Nation Current Affairs 25 Jan 2018 Hartals rob schools ...

Hartals rob schools of class hours in Kerala

DECCAN CHRONICLE. | SABLOO THOMAS
Published Jan 25, 2018, 1:12 am IST
Updated Jan 25, 2018, 1:12 am IST
Two days lost within week with Monday’s ABVP education bandh and Wednesday’s vehicle strike.
Members of major trade unions taking out a march to Secretariat as part of the motor vehicle bandh, in Thiruvananthapruam on Wednesday. (Photo: G.G. Abhijith)
 Members of major trade unions taking out a march to Secretariat as part of the motor vehicle bandh, in Thiruvananthapruam on Wednesday. (Photo: G.G. Abhijith)

Thiruvananthapuram: Hartals and agitations are telling on the academic calendar of schools in the state. The educational institutions  fear that they would not get the stipulated number of working days due to the  undeclared holidays forced upon them.  This week itself there were two undeclared holidays following the ABVP’s  education bandh on Monday and the motor vehicles strike on Wednesday. 

The schools in Kannur had to be closed on  Friday last due to the hartal organised by the BJP. The Right to Education Act, 2009 states  that schools must provide 200 working days for class I to V and 220 for class VI to VIII.

 

The Kerala education rules also have  recommended 220 educational days, excluding the days of examinations in every academic year. The Central Board of Secondary Education wanted 220 working days a year. This could not be followed due to the political and social situation in the state during the past many academic years.

While in the past couple of years, the CBSE had  adopted a lenient academic pattern, it has now become tougher with a schedule particularly in classes 9 and 10.  The general education department had to convert six Saturdays—August 8, September 6 and 23  and October 21 last year and   January 6  and  27, 2018 as working days for high schools in the state syllabus to ensure the required working days.

 

In 2016, the Kerala High Court had directed the state government to ensure 220 academic days excluding examinations and co-curricular activities  from the subsequent academic year as prescribed under the relevant acts. Justice K. Vinodchandran issued the direction on a petition filed by  P.T. Suresh, who claimed that his two children studying in different schools were not getting proper education as they were not functioning for the number of days  prescribed under the Kerala education rules.

Ms Indira Rajan, general secretary, Kerala State CBSE School Managem-ent Association,  told Deccan Chronicle that apart from state hartals, there have been many district-level and area specific hartals affecting  the working days. With the practical and model examinations round the corner,  this has upset all the schedules planned by schools.

 

Many programmes and curricular activities  planned according to the calendar would have to be rescheduled due to hartals.  The arrangements for the state-level CBSE-ICSE school meet on January 30 and 31 have also suffered due to the  hartals, Ms Rajan said.
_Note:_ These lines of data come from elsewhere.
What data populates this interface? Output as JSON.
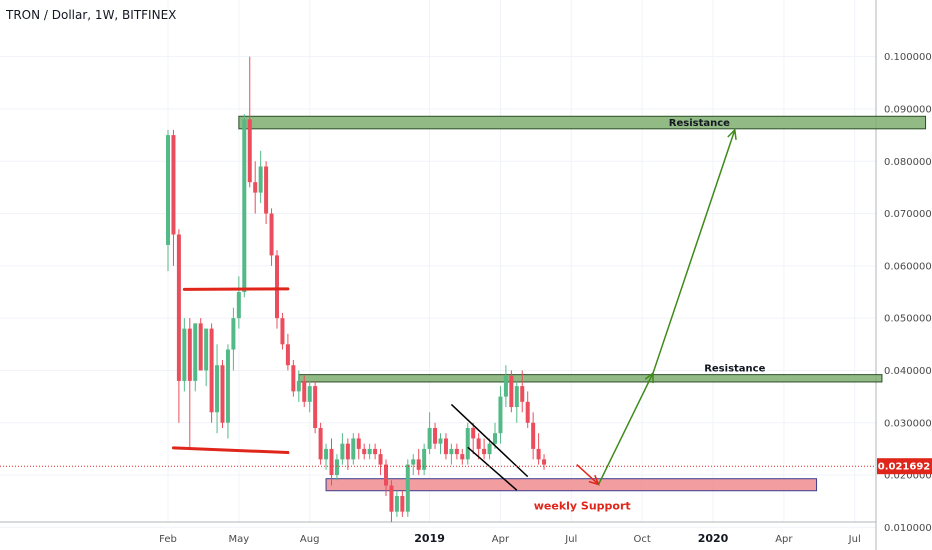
{
  "header": {
    "title": "TRON / Dollar, 1W, BITFINEX"
  },
  "colors": {
    "up": "#53b987",
    "down": "#eb4d5c",
    "grid": "#f0f3fa",
    "axis": "#b2b5be",
    "resistance_fill": "#7fae6e",
    "support_fill": "#f08c8f",
    "red_line": "#e0261b",
    "green_arrow": "#3e8a18",
    "price_tag": "#e0261b"
  },
  "chart_data": {
    "type": "candlestick",
    "title": "TRON / Dollar, 1W, BITFINEX",
    "xlabel": "",
    "ylabel": "",
    "ylim": [
      0.005,
      0.105
    ],
    "y_ticks": [
      "0.010000",
      "0.020000",
      "0.030000",
      "0.040000",
      "0.050000",
      "0.060000",
      "0.070000",
      "0.080000",
      "0.090000",
      "0.100000"
    ],
    "x_ticks": [
      {
        "label": "Feb",
        "week": 0,
        "bold": false
      },
      {
        "label": "May",
        "week": 13,
        "bold": false
      },
      {
        "label": "Aug",
        "week": 26,
        "bold": false
      },
      {
        "label": "2019",
        "week": 48,
        "bold": true
      },
      {
        "label": "Apr",
        "week": 61,
        "bold": false
      },
      {
        "label": "Jul",
        "week": 74,
        "bold": false
      },
      {
        "label": "Oct",
        "week": 87,
        "bold": false
      },
      {
        "label": "2020",
        "week": 100,
        "bold": true
      },
      {
        "label": "Apr",
        "week": 113,
        "bold": false
      },
      {
        "label": "Jul",
        "week": 126,
        "bold": false
      }
    ],
    "current_price": "0.021692",
    "current_price_value": 0.021692,
    "candles": [
      [
        0.064,
        0.086,
        0.059,
        0.085
      ],
      [
        0.085,
        0.086,
        0.06,
        0.066
      ],
      [
        0.066,
        0.067,
        0.03,
        0.038
      ],
      [
        0.038,
        0.05,
        0.036,
        0.048
      ],
      [
        0.048,
        0.05,
        0.025,
        0.038
      ],
      [
        0.038,
        0.049,
        0.036,
        0.049
      ],
      [
        0.049,
        0.05,
        0.04,
        0.04
      ],
      [
        0.04,
        0.048,
        0.037,
        0.048
      ],
      [
        0.048,
        0.049,
        0.03,
        0.032
      ],
      [
        0.032,
        0.045,
        0.028,
        0.041
      ],
      [
        0.041,
        0.042,
        0.029,
        0.03
      ],
      [
        0.03,
        0.045,
        0.027,
        0.044
      ],
      [
        0.044,
        0.052,
        0.04,
        0.05
      ],
      [
        0.05,
        0.058,
        0.048,
        0.055
      ],
      [
        0.055,
        0.089,
        0.054,
        0.088
      ],
      [
        0.088,
        0.1,
        0.075,
        0.076
      ],
      [
        0.076,
        0.08,
        0.07,
        0.074
      ],
      [
        0.074,
        0.082,
        0.072,
        0.079
      ],
      [
        0.079,
        0.08,
        0.068,
        0.07
      ],
      [
        0.07,
        0.071,
        0.06,
        0.062
      ],
      [
        0.062,
        0.063,
        0.048,
        0.05
      ],
      [
        0.05,
        0.051,
        0.044,
        0.045
      ],
      [
        0.045,
        0.047,
        0.04,
        0.041
      ],
      [
        0.041,
        0.042,
        0.035,
        0.036
      ],
      [
        0.036,
        0.04,
        0.034,
        0.038
      ],
      [
        0.038,
        0.039,
        0.033,
        0.034
      ],
      [
        0.034,
        0.038,
        0.032,
        0.037
      ],
      [
        0.037,
        0.038,
        0.028,
        0.029
      ],
      [
        0.029,
        0.03,
        0.022,
        0.023
      ],
      [
        0.023,
        0.026,
        0.021,
        0.025
      ],
      [
        0.025,
        0.027,
        0.018,
        0.02
      ],
      [
        0.02,
        0.024,
        0.019,
        0.023
      ],
      [
        0.023,
        0.028,
        0.022,
        0.026
      ],
      [
        0.026,
        0.027,
        0.021,
        0.023
      ],
      [
        0.023,
        0.028,
        0.022,
        0.027
      ],
      [
        0.027,
        0.028,
        0.023,
        0.025
      ],
      [
        0.025,
        0.026,
        0.023,
        0.024
      ],
      [
        0.024,
        0.026,
        0.023,
        0.025
      ],
      [
        0.025,
        0.026,
        0.023,
        0.024
      ],
      [
        0.024,
        0.025,
        0.02,
        0.022
      ],
      [
        0.022,
        0.023,
        0.016,
        0.018
      ],
      [
        0.018,
        0.019,
        0.011,
        0.013
      ],
      [
        0.013,
        0.017,
        0.012,
        0.016
      ],
      [
        0.016,
        0.017,
        0.012,
        0.013
      ],
      [
        0.013,
        0.023,
        0.012,
        0.022
      ],
      [
        0.022,
        0.024,
        0.02,
        0.023
      ],
      [
        0.023,
        0.025,
        0.02,
        0.021
      ],
      [
        0.021,
        0.026,
        0.02,
        0.025
      ],
      [
        0.025,
        0.032,
        0.024,
        0.029
      ],
      [
        0.029,
        0.03,
        0.025,
        0.026
      ],
      [
        0.026,
        0.028,
        0.024,
        0.027
      ],
      [
        0.027,
        0.028,
        0.023,
        0.024
      ],
      [
        0.024,
        0.026,
        0.022,
        0.025
      ],
      [
        0.025,
        0.026,
        0.023,
        0.024
      ],
      [
        0.024,
        0.025,
        0.022,
        0.023
      ],
      [
        0.023,
        0.03,
        0.022,
        0.029
      ],
      [
        0.029,
        0.03,
        0.024,
        0.027
      ],
      [
        0.027,
        0.028,
        0.023,
        0.025
      ],
      [
        0.025,
        0.027,
        0.023,
        0.024
      ],
      [
        0.024,
        0.027,
        0.023,
        0.026
      ],
      [
        0.026,
        0.03,
        0.025,
        0.028
      ],
      [
        0.028,
        0.037,
        0.026,
        0.035
      ],
      [
        0.035,
        0.041,
        0.033,
        0.039
      ],
      [
        0.039,
        0.04,
        0.032,
        0.033
      ],
      [
        0.033,
        0.038,
        0.03,
        0.037
      ],
      [
        0.037,
        0.04,
        0.032,
        0.034
      ],
      [
        0.034,
        0.036,
        0.029,
        0.03
      ],
      [
        0.03,
        0.032,
        0.023,
        0.025
      ],
      [
        0.025,
        0.028,
        0.022,
        0.023
      ],
      [
        0.023,
        0.024,
        0.021,
        0.022
      ]
    ],
    "zones": [
      {
        "label": "Resistance",
        "low": 0.0862,
        "high": 0.0886,
        "start": 13,
        "end": 139,
        "kind": "resistance"
      },
      {
        "label": "Resistance",
        "low": 0.0378,
        "high": 0.0392,
        "start": 24,
        "end": 131,
        "kind": "resistance"
      },
      {
        "label": "weekly Support",
        "low": 0.017,
        "high": 0.0193,
        "start": 29,
        "end": 119,
        "kind": "support"
      }
    ],
    "red_lines": [
      [
        {
          "week": 3,
          "price": 0.0555
        },
        {
          "week": 22,
          "price": 0.0556
        }
      ],
      [
        {
          "week": 1,
          "price": 0.0252
        },
        {
          "week": 22,
          "price": 0.0243
        }
      ]
    ],
    "trendlines": [
      [
        {
          "week": 52,
          "price": 0.0335
        },
        {
          "week": 66,
          "price": 0.0197
        }
      ],
      [
        {
          "week": 55,
          "price": 0.0253
        },
        {
          "week": 64,
          "price": 0.0171
        }
      ]
    ],
    "projection": {
      "down": [
        {
          "week": 75,
          "price": 0.022
        },
        {
          "week": 79,
          "price": 0.0182
        }
      ],
      "up1": [
        {
          "week": 79,
          "price": 0.0182
        },
        {
          "week": 89,
          "price": 0.0395
        }
      ],
      "up2": [
        {
          "week": 89,
          "price": 0.0395
        },
        {
          "week": 104,
          "price": 0.086
        }
      ]
    }
  }
}
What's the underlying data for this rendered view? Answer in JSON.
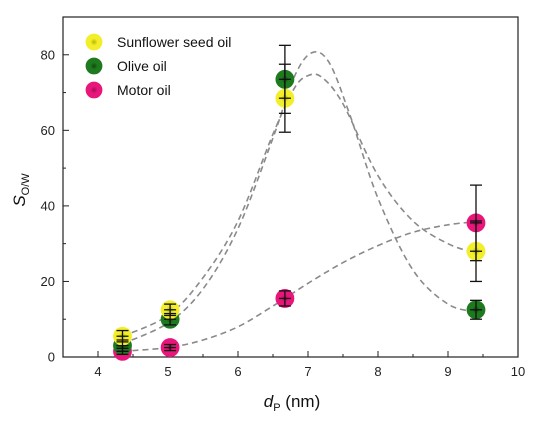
{
  "chart_data": {
    "type": "scatter",
    "xlabel": {
      "main": "d",
      "sub": "P",
      "suffix": " (nm)"
    },
    "ylabel": {
      "main": "S",
      "sub": "O/W"
    },
    "xlim": [
      3.5,
      10
    ],
    "ylim": [
      0,
      90
    ],
    "x_ticks": [
      "4",
      "5",
      "6",
      "7",
      "8",
      "9",
      "10"
    ],
    "y_ticks": [
      "0",
      "20",
      "40",
      "60",
      "80"
    ],
    "grid": false,
    "legend_position": "top-left",
    "fit_line_style": "dashed",
    "series": [
      {
        "name": "Sunflower seed oil",
        "color": "#f2ee2a",
        "center_color": "#b9b600",
        "points": [
          {
            "x": 4.35,
            "y": 5.5,
            "err": 1.5
          },
          {
            "x": 5.03,
            "y": 12.5,
            "err": 1.5
          },
          {
            "x": 6.67,
            "y": 68.5,
            "err": 9.0
          },
          {
            "x": 9.4,
            "y": 28.0,
            "err": 8.0
          }
        ],
        "fit": [
          [
            4.35,
            5.5
          ],
          [
            5.0,
            11
          ],
          [
            5.5,
            21
          ],
          [
            6.0,
            36
          ],
          [
            6.5,
            59
          ],
          [
            6.8,
            71
          ],
          [
            7.0,
            74.5
          ],
          [
            7.2,
            74
          ],
          [
            7.5,
            67
          ],
          [
            8.0,
            48
          ],
          [
            8.5,
            36
          ],
          [
            9.0,
            30
          ],
          [
            9.4,
            27.5
          ]
        ]
      },
      {
        "name": "Olive oil",
        "color": "#1f7a1f",
        "center_color": "#0b4a0b",
        "points": [
          {
            "x": 4.35,
            "y": 3.0,
            "err": 1.5
          },
          {
            "x": 5.03,
            "y": 10.0,
            "err": 1.5
          },
          {
            "x": 6.67,
            "y": 73.5,
            "err": 9.0
          },
          {
            "x": 9.4,
            "y": 12.5,
            "err": 2.5
          }
        ],
        "fit": [
          [
            4.35,
            3.5
          ],
          [
            5.0,
            9
          ],
          [
            5.5,
            18
          ],
          [
            6.0,
            34
          ],
          [
            6.5,
            58
          ],
          [
            6.8,
            74
          ],
          [
            7.05,
            80.5
          ],
          [
            7.3,
            78
          ],
          [
            7.6,
            64
          ],
          [
            8.0,
            42
          ],
          [
            8.5,
            23
          ],
          [
            9.0,
            14
          ],
          [
            9.4,
            12
          ]
        ]
      },
      {
        "name": "Motor oil",
        "color": "#e8167a",
        "center_color": "#9e0e52",
        "points": [
          {
            "x": 4.35,
            "y": 1.5,
            "err": 0.8
          },
          {
            "x": 5.03,
            "y": 2.5,
            "err": 0.8
          },
          {
            "x": 6.67,
            "y": 15.5,
            "err": 2.0
          },
          {
            "x": 9.4,
            "y": 35.5,
            "err": 10.0
          }
        ],
        "fit": [
          [
            4.35,
            1.5
          ],
          [
            5.0,
            2.5
          ],
          [
            5.5,
            4.5
          ],
          [
            6.0,
            8
          ],
          [
            6.5,
            13.5
          ],
          [
            7.0,
            19.5
          ],
          [
            7.5,
            25
          ],
          [
            8.0,
            29.5
          ],
          [
            8.5,
            33
          ],
          [
            9.0,
            35
          ],
          [
            9.4,
            35.8
          ]
        ]
      }
    ]
  }
}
Mr Jyothis Chandran, chairman, Jyothis Centr-al School, Kazhakuttom,  said that from August 2017 to the current  month, at least one day has been  lost in the first week of every month due to various agitations. In September,  there were many holidays, including Ramadan and Onam.   The result was that there were only very few working days that month.

 

Education Minister C. Raveendranath has  been suggesting  at least 200 to 210 working days in each academic year. This year, many schools would get only less than 175 working days, said Mr Chandran.

However, DPI K.V. Mohankumar claimed that the state syllabus schools would complete 201 academic days. During the last many years, the academic days were less than 180. This year, 135 days have been completed in the first two terms. There are  another 66 days in the third term.  In view of the days lost due to hartals,  four  days have been included in the third term, Mr Mohankumar said.

 

The schools are not allowed to conduct classes during vacations to make up  for the lost days.  The Kerala State Commission for Protec-tion of Child Rights, the Kerala State Human Rights Commission and the DPI have issued orders against such classes. The CBSE, Thiruvana-nthapuram regional office,  directed against holding classes for  primary and class V students on Saturdays. The Child Rights Commission had earlier directed schools not to conduct classes for class I to V on Saturdays.